En resumen, esa cooperación internacional, que nunca fue abrumadora, parece haber llegado ahora a un punto muerto, lo que significa que los esfuerzos para evitar que el calentamiento supere los 1,5 grados centígrados están abocados, de forma casi segura, al fracaso. De hecho, dado el estado actual de las relaciones entre las grandes potencias, es probable que el límite de reserva de 2 grados Celsius (3,6 grados Fahrenheit) sea superado demasiado pronto con resultados calamitosos en lo que respecta al aumento de la sequía, la desertificación, la intensificación de las tormentas, los incendios cada vez más devastadores y otros resultados de pesadilla.
Ruptura con Rusia: Combustibles fósiles para siempre
Como ejemplo de hacia dónde nos dirigimos en este momento de guerra de Ucrania, consideremos el impulso de Europa para eliminar su dependencia de las importaciones de combustibles fósiles rusos. Aunque los países de la UE han hecho planes mucho más ambiciosos que las otras grandes potencias para reducir su dependencia de los combustibles fósiles en las próximas décadas, siguen dependiendo en gran medida del petróleo, el carbón y el gas natural para cubrir una gran parte de sus necesidades energéticas. Además, gran parte de su suministro de esos combustibles es importado, especialmente de Rusia. Sorprendentemente, en 2020 ese país suministró aproximadamente el 43% de las importaciones de gas natural de la UE, el 29% de su petróleo y el 54% de su carbón. Ahora, gracias a la invasión rusa, la UE pretende reducir esos porcentajes a cero. «Debemos independizarnos del petróleo, el carbón y el gas rusos», declaró Ursula von der Leyen, presidenta del brazo ejecutivo de la UE. «Sencillamente, no podemos depender de un proveedor que nos amenaza explícitamente».
En consonancia con ese planteamiento, la UE anunció planes para «independizar a Europa de los combustibles fósiles rusos mucho antes de 2030». Y esos planes implican, en efecto, una mayor dependencia de las fuentes de energía renovables, especialmente la eólica y la solar. Sin embargo, la puesta en práctica de estos esfuerzos llevará mucho tiempo y, hasta entonces, Europa busca ansiosamente un mayor suministro de petróleo y gas de otros países para compensar la grave escasez de energía (y el aumento de los precios de los combustibles). Esa realidad, a su vez, ha impulsado a los posibles proveedores a invertir aún más fondos en el aumento de la producción de petróleo y gas, movimientos que probablemente se traduzcan en un mayor, y no menor, compromiso a largo plazo con la producción y el consumo de combustibles fósiles.
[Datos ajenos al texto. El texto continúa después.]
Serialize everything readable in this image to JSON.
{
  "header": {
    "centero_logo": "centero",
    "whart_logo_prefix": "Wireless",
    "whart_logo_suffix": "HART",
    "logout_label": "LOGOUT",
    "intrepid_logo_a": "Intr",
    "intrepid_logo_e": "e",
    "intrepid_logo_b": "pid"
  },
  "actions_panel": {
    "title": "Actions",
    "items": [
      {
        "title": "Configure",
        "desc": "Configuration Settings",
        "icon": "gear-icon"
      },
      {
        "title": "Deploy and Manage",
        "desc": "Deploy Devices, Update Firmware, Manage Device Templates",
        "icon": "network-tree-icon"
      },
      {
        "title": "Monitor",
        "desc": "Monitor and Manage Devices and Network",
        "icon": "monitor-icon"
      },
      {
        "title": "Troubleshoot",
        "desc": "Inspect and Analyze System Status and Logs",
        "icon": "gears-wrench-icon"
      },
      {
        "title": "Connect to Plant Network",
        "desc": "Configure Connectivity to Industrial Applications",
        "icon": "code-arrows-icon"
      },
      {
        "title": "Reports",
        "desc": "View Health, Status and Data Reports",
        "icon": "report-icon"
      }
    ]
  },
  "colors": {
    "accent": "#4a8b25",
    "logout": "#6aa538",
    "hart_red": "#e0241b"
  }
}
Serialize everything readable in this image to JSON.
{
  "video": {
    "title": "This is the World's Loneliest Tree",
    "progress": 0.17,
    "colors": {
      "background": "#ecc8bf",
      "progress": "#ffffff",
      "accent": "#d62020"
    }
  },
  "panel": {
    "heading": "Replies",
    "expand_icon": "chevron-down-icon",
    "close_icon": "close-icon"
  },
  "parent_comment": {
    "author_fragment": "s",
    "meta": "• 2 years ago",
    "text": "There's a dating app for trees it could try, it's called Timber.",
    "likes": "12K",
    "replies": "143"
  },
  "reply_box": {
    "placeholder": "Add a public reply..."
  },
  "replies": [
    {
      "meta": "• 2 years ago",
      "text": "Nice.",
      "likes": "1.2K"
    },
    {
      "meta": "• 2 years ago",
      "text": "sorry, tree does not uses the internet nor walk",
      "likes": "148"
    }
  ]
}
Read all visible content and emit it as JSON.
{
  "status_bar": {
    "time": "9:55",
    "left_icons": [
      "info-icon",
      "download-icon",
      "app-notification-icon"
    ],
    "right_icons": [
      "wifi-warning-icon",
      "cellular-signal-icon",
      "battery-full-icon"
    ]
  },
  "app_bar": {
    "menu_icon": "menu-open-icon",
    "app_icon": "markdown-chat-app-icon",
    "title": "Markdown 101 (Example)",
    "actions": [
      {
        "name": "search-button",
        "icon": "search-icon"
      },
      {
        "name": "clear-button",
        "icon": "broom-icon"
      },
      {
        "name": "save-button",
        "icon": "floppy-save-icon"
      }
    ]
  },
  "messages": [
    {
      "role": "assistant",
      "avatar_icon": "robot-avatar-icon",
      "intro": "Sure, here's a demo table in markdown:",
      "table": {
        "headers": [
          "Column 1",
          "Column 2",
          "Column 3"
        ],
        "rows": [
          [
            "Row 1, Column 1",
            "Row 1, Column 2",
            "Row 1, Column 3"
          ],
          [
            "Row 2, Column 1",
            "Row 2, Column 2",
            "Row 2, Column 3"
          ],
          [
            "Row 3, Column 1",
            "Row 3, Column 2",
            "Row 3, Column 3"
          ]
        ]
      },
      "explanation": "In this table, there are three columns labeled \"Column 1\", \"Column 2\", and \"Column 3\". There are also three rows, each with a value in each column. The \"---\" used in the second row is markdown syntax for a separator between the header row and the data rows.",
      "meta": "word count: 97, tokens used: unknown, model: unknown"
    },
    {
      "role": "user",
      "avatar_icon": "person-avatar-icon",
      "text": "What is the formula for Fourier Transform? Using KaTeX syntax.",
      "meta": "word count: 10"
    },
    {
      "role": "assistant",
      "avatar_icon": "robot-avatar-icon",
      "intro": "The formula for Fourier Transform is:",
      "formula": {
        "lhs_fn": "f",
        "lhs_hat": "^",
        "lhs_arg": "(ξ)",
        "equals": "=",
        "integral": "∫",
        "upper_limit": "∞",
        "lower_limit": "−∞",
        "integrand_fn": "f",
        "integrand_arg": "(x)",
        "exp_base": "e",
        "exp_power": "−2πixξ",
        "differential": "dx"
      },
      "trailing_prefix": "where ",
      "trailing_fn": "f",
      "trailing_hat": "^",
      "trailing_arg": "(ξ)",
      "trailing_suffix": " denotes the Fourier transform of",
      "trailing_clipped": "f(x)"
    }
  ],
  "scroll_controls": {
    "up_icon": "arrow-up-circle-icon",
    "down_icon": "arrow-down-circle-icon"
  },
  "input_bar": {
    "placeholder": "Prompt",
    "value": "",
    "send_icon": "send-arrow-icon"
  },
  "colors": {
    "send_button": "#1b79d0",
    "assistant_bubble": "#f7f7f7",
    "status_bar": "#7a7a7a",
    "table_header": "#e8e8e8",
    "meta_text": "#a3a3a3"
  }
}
Esto es especialmente cierto en el caso de las importaciones europeas de gas. El gas natural, el menos intensivo en carbono de los combustibles fósiles, se ha hecho popular en Europa como sustituto del carbón en la generación de electricidad. Sin embargo, su uso genera importantes emisiones de carbono y su extracción suele provocar también importantes emisiones de metano, otro peligroso gas de efecto invernadero. Europa depende actualmente del gas natural para aproximadamente el 25% de su consumo energético neto y ahora, comprometida como está a eliminar el gas ruso para 2030, sus países están desesperados por encontrar proveedores alternativos. En la práctica, esto significará un aumento de las importaciones de gas natural licuado (GNL). Dado que muchos de los principales productores de gas -sobre todo Australia, Nigeria, Qatar y Estados Unidos- se encuentran demasiado lejos de Europa para suministrarlo por gasoductos, tendrán que enviarlo como GNL. Esto, a su vez, requerirá la construcción de nuevas y costosas instalaciones de exportación de GNL en el extranjero e instalaciones de importación en Europa, comprometiendo a ambas partes cada vez más firmemente a una dependencia a largo plazo de la producción de gas.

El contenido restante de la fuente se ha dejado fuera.